Hot user shard	One MySQL shard at 100% CPU; profile timeline reads slow	Split the shard. Read replicas absorb spike in the meantime. Aim for <500 GB per shard.
Redis node failure	~1% of users see empty home timelines briefly	Redis cluster with replication; failover under 30 s. Cold-start rebuilds the ZSET from MySQL on demand.
Trending event (election, finals)	Write QPS spikes 10×; fan-out queue backs up	Auto-scale fan-out workers. Temporarily raise celebrity threshold to push more authors to lazy path. Defer ranking pass on the spike.
Region partition	Tweets posted in EU not visible in US for some users	Each region has its own MySQL primary; cross-region replication via Kafka. Tolerated lag in the seconds.
Search index corruption	Search returns missing results for a window	Replay the Kafka tweet topic into the rebuilding shard. SLO is "indexed within 30 s of post"; corruption recovery measured in hours not days.
Spam wave	Bot accounts post millions of tweets per minute	Pre-fan-out spam classifier in the tweet service. Suspect tweets bypass fan-out; held for review. Account-level rate limits at the API.

8 · Cost & SLOs

Line	Estimate	Note
Tweet + timeline services (2K pods)	~$80K/month	Stateless; auto-scaled
Fan-out workers (~500 pods)	~$20K/month	Bursty; sized for peak
MySQL (sharded, ~500 shards)	~$200K/month	Tweets + reply graph
Redis timeline tier (~1.5 TB across cluster)	~$80K/month	In-memory; the read path lives here
Graph store	~$60K/month	60B edges; sharded by follower
Search cluster (Earlybird-shape)	~$150K/month	7 days hot in RAM
Object storage + CDN (media)	~$500K/month	Bandwidth dominates; CDN absorbs ~95%
Kafka (multi-region)	~$80K/month	Tweet topic + fan-out + indexer + ranking

SLOs

Timeline read P99: 200 ms. Cache hit on Redis; cold reads slower but rare.
Tweet post P99: 1 s. Including media upload; fan-out is async.
Fan-out freshness P99: 5 s. Time from tweet posted to tweet visible in followers' timelines.
Search freshness P99: 30 s. Time from tweet posted to indexed.
Availability: 99.95%. ~22 minutes/month of allowable downtime, region-isolated.

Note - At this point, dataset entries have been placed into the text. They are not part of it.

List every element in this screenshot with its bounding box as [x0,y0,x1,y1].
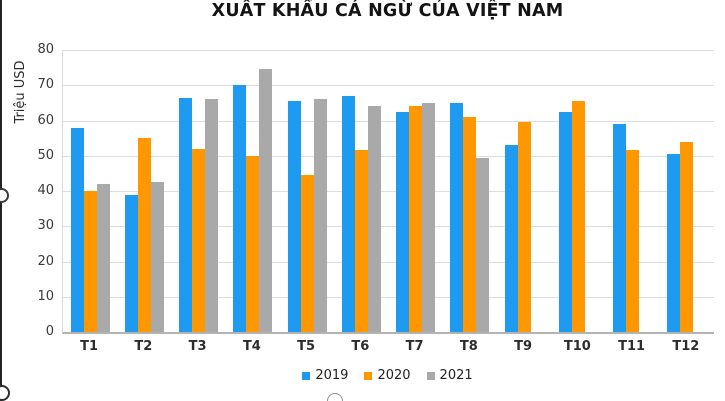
bar-2021-t5 [313,99,327,332]
legend-item-2020: 2020 [364,368,411,383]
bar-2020-t12 [680,141,694,332]
legend-swatch-2020 [364,371,373,380]
legend: 2019 2020 2021 [62,368,713,383]
x-tick-label: T9 [514,339,533,354]
bar-group-t6 [334,50,388,332]
gridline [63,261,714,263]
bar-2020-t10 [571,101,585,332]
gridline [63,120,714,122]
bar-2021-t6 [367,106,381,332]
bar-2020-t1 [83,191,97,332]
bar-2019-t6 [341,95,355,332]
bar-group-t8 [443,50,497,332]
gridline [63,50,714,51]
x-tick-label: T12 [672,339,700,354]
bar-2019-t7 [396,111,410,332]
bar-2020-t4 [246,155,260,332]
bar-2020-t2 [137,138,151,332]
bar-2020-t9 [517,122,531,332]
bar-2020-t3 [192,148,206,332]
bar-group-t5 [280,50,334,332]
bar-2019-t5 [287,101,301,332]
x-tick-label: T3 [188,339,207,354]
bar-group-t9 [497,50,551,332]
cropped-circle-icon [327,393,343,401]
bar-2020-t8 [463,116,477,332]
bar-2019-t10 [558,111,572,332]
y-tick-label: 20 [37,253,54,269]
x-tick-label: T8 [459,339,478,354]
y-tick-label: 70 [37,77,54,93]
page-edge-bullet-upper [0,188,9,203]
bar-2020-t6 [354,150,368,332]
bar-2019-t12 [667,154,681,332]
bar-2021-t7 [422,102,436,332]
gridline [63,155,714,157]
x-tick-label: T5 [297,339,316,354]
y-tick-label: 10 [37,288,54,304]
bar-2019-t1 [70,127,84,332]
y-tick-label: 60 [37,112,54,128]
legend-label: 2021 [439,368,473,383]
y-tick-label: 30 [37,218,54,234]
bar-group-t3 [172,50,226,332]
gridline [63,296,714,298]
y-tick-label: 0 [45,324,54,339]
gridline [63,191,714,192]
bar-group-t12 [660,50,714,332]
legend-label: 2019 [315,368,349,383]
x-tick-label: T2 [134,339,153,354]
gridline [63,85,714,87]
legend-swatch-2021 [426,371,435,380]
bar-2021-t4 [259,69,273,332]
bar-group-t1 [63,50,117,332]
bar-2020-t11 [626,150,640,332]
bar-2019-t3 [179,97,193,332]
legend-item-2021: 2021 [426,368,473,383]
bar-2021-t3 [205,99,219,332]
y-tick-label: 80 [37,42,54,57]
x-tick-label: T10 [563,339,591,354]
y-axis-ticks: 0 10 20 30 40 50 60 70 80 [0,43,54,339]
x-tick-label: T11 [618,339,646,354]
bar-2019-t11 [613,124,627,332]
y-tick-label: 40 [37,183,54,198]
bar-group-t2 [117,50,171,332]
x-tick-label: T1 [80,339,99,354]
x-tick-label: T7 [405,339,424,354]
bar-group-t7 [389,50,443,332]
bar-2021-t8 [476,157,490,332]
legend-swatch-2019 [302,371,311,380]
y-tick-label: 50 [37,147,54,163]
bar-2020-t7 [409,106,423,332]
bar-2021-t1 [96,183,110,332]
bar-group-t4 [226,50,280,332]
bar-group-t11 [606,50,660,332]
bars-container [63,50,714,332]
page-edge-bullet-lower [0,385,10,401]
bar-2019-t4 [233,85,247,332]
bar-2019-t9 [504,145,518,332]
legend-label: 2020 [377,368,411,383]
gridline [63,226,714,228]
x-tick-label: T6 [351,339,370,354]
bar-2021-t2 [150,182,164,332]
bar-2019-t2 [124,194,138,332]
bar-2020-t5 [300,175,314,332]
plot-area [62,50,714,334]
bar-group-t10 [551,50,605,332]
x-tick-label: T4 [242,339,261,354]
x-axis-ticks: T1 T2 T3 T4 T5 T6 T7 T8 T9 T10 T11 T12 [62,339,713,355]
bar-2019-t8 [450,102,464,332]
chart-title: XUẤT KHẨU CÁ NGỪ CỦA VIỆT NAM [211,1,564,21]
legend-item-2019: 2019 [302,368,348,383]
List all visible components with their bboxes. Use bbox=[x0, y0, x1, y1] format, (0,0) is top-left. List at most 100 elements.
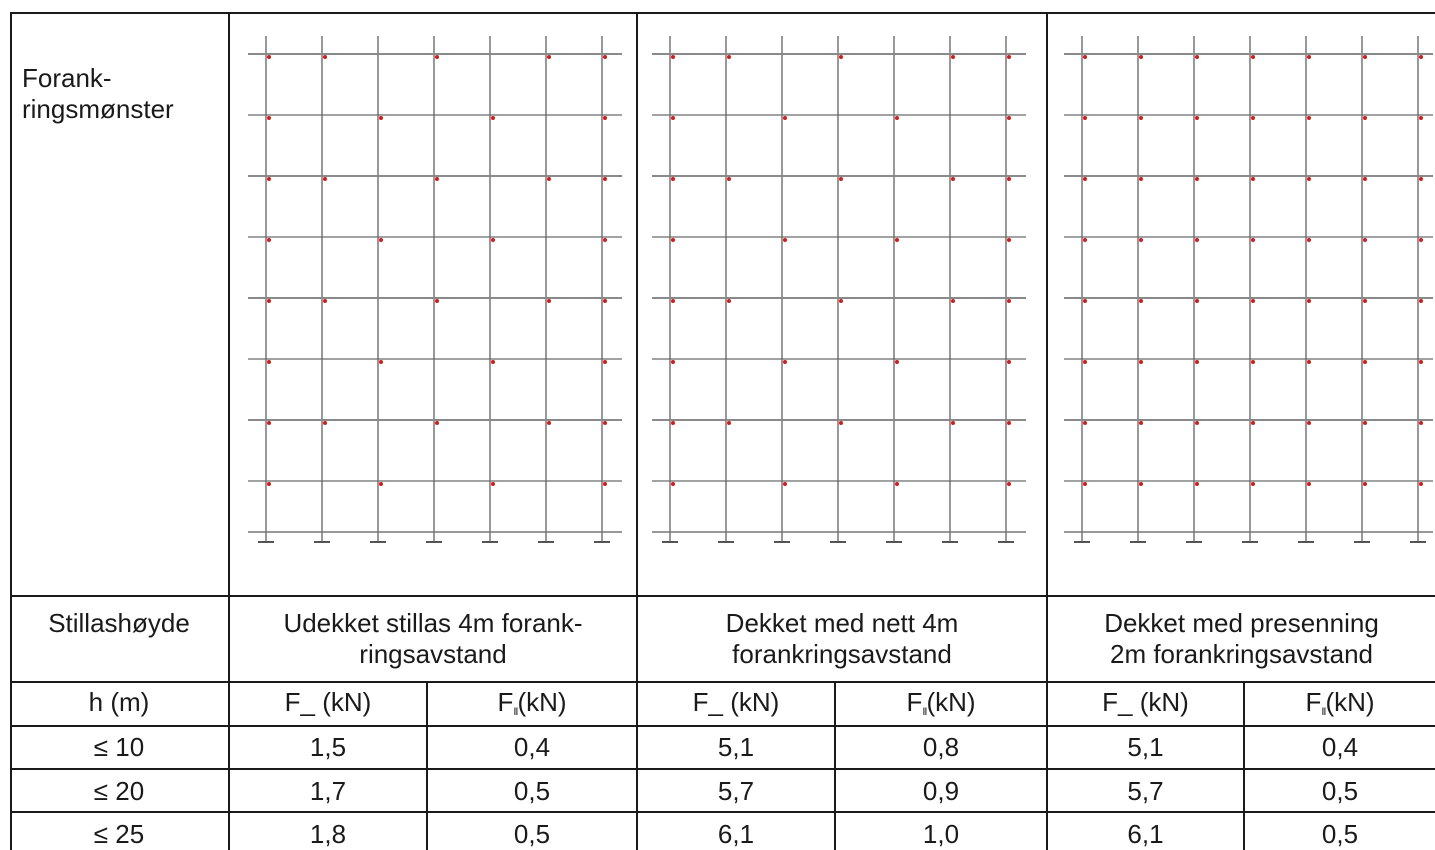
value-cell: 0,9 bbox=[922, 776, 960, 806]
anchor-point bbox=[1251, 238, 1255, 242]
group-title-line2: ringsavstand bbox=[359, 639, 507, 669]
anchor-point bbox=[603, 116, 607, 120]
value-cell: 1,0 bbox=[922, 819, 960, 849]
group-title-line2: 2m forankringsavstand bbox=[1109, 639, 1374, 669]
anchor-point bbox=[1251, 360, 1255, 364]
anchor-point bbox=[1419, 360, 1423, 364]
anchor-point bbox=[1363, 299, 1367, 303]
anchor-point bbox=[1307, 55, 1311, 59]
f-unit: (kN) bbox=[723, 687, 780, 717]
anchor-point bbox=[1251, 116, 1255, 120]
f-perp-header: F_ (kN) bbox=[1048, 687, 1243, 718]
anchor-point bbox=[727, 177, 731, 181]
anchor-point bbox=[1083, 177, 1087, 181]
f-perp-header: F_ (kN) bbox=[638, 687, 834, 718]
value-cell: 5,7 bbox=[717, 776, 755, 806]
anchor-point bbox=[1195, 299, 1199, 303]
anchor-point bbox=[1083, 421, 1087, 425]
f-unit: (kN) bbox=[315, 687, 372, 717]
value-cell: 6,1 bbox=[1127, 819, 1164, 849]
f-par-header: FII(kN) bbox=[428, 687, 636, 728]
anchor-point bbox=[951, 177, 955, 181]
anchor-point bbox=[323, 421, 327, 425]
anchor-point bbox=[783, 482, 787, 486]
anchor-point bbox=[1251, 421, 1255, 425]
group-title-line1: Dekket med nett 4m bbox=[725, 608, 959, 638]
anchor-point bbox=[951, 299, 955, 303]
anchor-point bbox=[1251, 55, 1255, 59]
anchor-point bbox=[671, 238, 675, 242]
anchor-point bbox=[1007, 360, 1011, 364]
anchor-point bbox=[323, 177, 327, 181]
anchor-point bbox=[1419, 55, 1423, 59]
anchor-point bbox=[1363, 482, 1367, 486]
table-rule bbox=[636, 12, 638, 850]
table-rule bbox=[10, 811, 1435, 813]
anchor-point bbox=[267, 177, 271, 181]
anchor-point bbox=[547, 421, 551, 425]
anchor-point bbox=[783, 116, 787, 120]
f-perp-header: F_ (kN) bbox=[230, 687, 426, 718]
anchor-point bbox=[1139, 299, 1143, 303]
anchor-point bbox=[671, 482, 675, 486]
value-cell: 0,4 bbox=[1321, 732, 1359, 762]
anchor-point bbox=[267, 421, 271, 425]
anchor-point bbox=[435, 177, 439, 181]
f-unit: (kN) bbox=[1325, 687, 1375, 717]
pattern-label-line1: Forank- bbox=[22, 63, 112, 93]
anchor-point bbox=[1307, 238, 1311, 242]
anchor-point bbox=[727, 421, 731, 425]
anchor-point bbox=[1419, 238, 1423, 242]
anchor-point bbox=[1419, 116, 1423, 120]
f-par-header: FII(kN) bbox=[1245, 687, 1435, 728]
anchor-point bbox=[1307, 299, 1311, 303]
anchor-point bbox=[727, 55, 731, 59]
anchor-point bbox=[603, 360, 607, 364]
anchor-point bbox=[1007, 55, 1011, 59]
anchor-point bbox=[783, 360, 787, 364]
value-cell: 0,5 bbox=[513, 776, 551, 806]
anchor-point bbox=[1251, 482, 1255, 486]
value-cell: 5,1 bbox=[1127, 732, 1164, 762]
table-rule bbox=[228, 12, 230, 850]
anchor-point bbox=[1083, 116, 1087, 120]
anchor-point bbox=[1195, 116, 1199, 120]
anchor-point bbox=[951, 55, 955, 59]
value-cell: 0,4 bbox=[513, 732, 551, 762]
anchor-point bbox=[603, 177, 607, 181]
height-cell: ≤ 20 bbox=[93, 776, 145, 806]
f-unit: (kN) bbox=[926, 687, 976, 717]
height-cell: ≤ 10 bbox=[93, 732, 145, 762]
group-title-line2: forankringsavstand bbox=[732, 639, 952, 669]
f-par-symbol: F bbox=[497, 687, 514, 717]
anchor-point bbox=[727, 299, 731, 303]
anchor-point bbox=[1251, 299, 1255, 303]
f-par-symbol: F bbox=[1305, 687, 1322, 717]
anchor-point bbox=[671, 116, 675, 120]
value-cell: 1,7 bbox=[309, 776, 347, 806]
anchor-point bbox=[839, 177, 843, 181]
anchor-point bbox=[671, 360, 675, 364]
anchor-point bbox=[267, 55, 271, 59]
value-cell: 1,8 bbox=[309, 819, 347, 849]
anchor-point bbox=[491, 482, 495, 486]
value-cell: 0,5 bbox=[513, 819, 551, 849]
anchor-point bbox=[1139, 421, 1143, 425]
value-cell: 0,8 bbox=[922, 732, 960, 762]
anchor-point bbox=[547, 299, 551, 303]
pattern-label: Forank- ringsmønster bbox=[22, 63, 174, 125]
anchor-point bbox=[1251, 177, 1255, 181]
anchor-point bbox=[1007, 299, 1011, 303]
group-title-tarp: Dekket med presenning 2m forankringsavst… bbox=[1048, 608, 1435, 670]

9 · Trade-offs & "what would you change at 10×"

If…	Then…
10× users (2.5B DAU)	Region count grows from 4 to 10+. Timeline cache size becomes painful; consider per-region precompute with shorter retention (200 ids instead of 800).
Strict chronological order (no ranking)	Simpler architecture — the ZSET score is just timestamp. Engagement drops 20–30% in published research.
Realtime ranking (every read recomputes)	The ranking model has to run inline. Adds 30–50 ms to P99 timeline; lets you personalise on signals from the last second.
End-to-end encrypted DMs	Out of scope for tweets but the design is fundamentally different — encrypted at the device, server stores ciphertext only. Search becomes impossible without client-side indexes.
"Edit tweet" feature	Tweets become mutable. Fan-out workers re-emit edited versions; downstream caches need invalidation. Easier if you make edits a new tweet that displaces the old in the timeline.
"What would a more senior answer add?"	The trust + safety surface: spam classification on the tweet service hot path, the report-and-takedown pipeline, the misinformation flagging pipeline. Plus the data-engineering layer: a Kafka topic of every tweet, fanned out to data warehousing for analytics, search index, ranking model retraining. Treat the data pipeline as a first-class component, not an afterthought.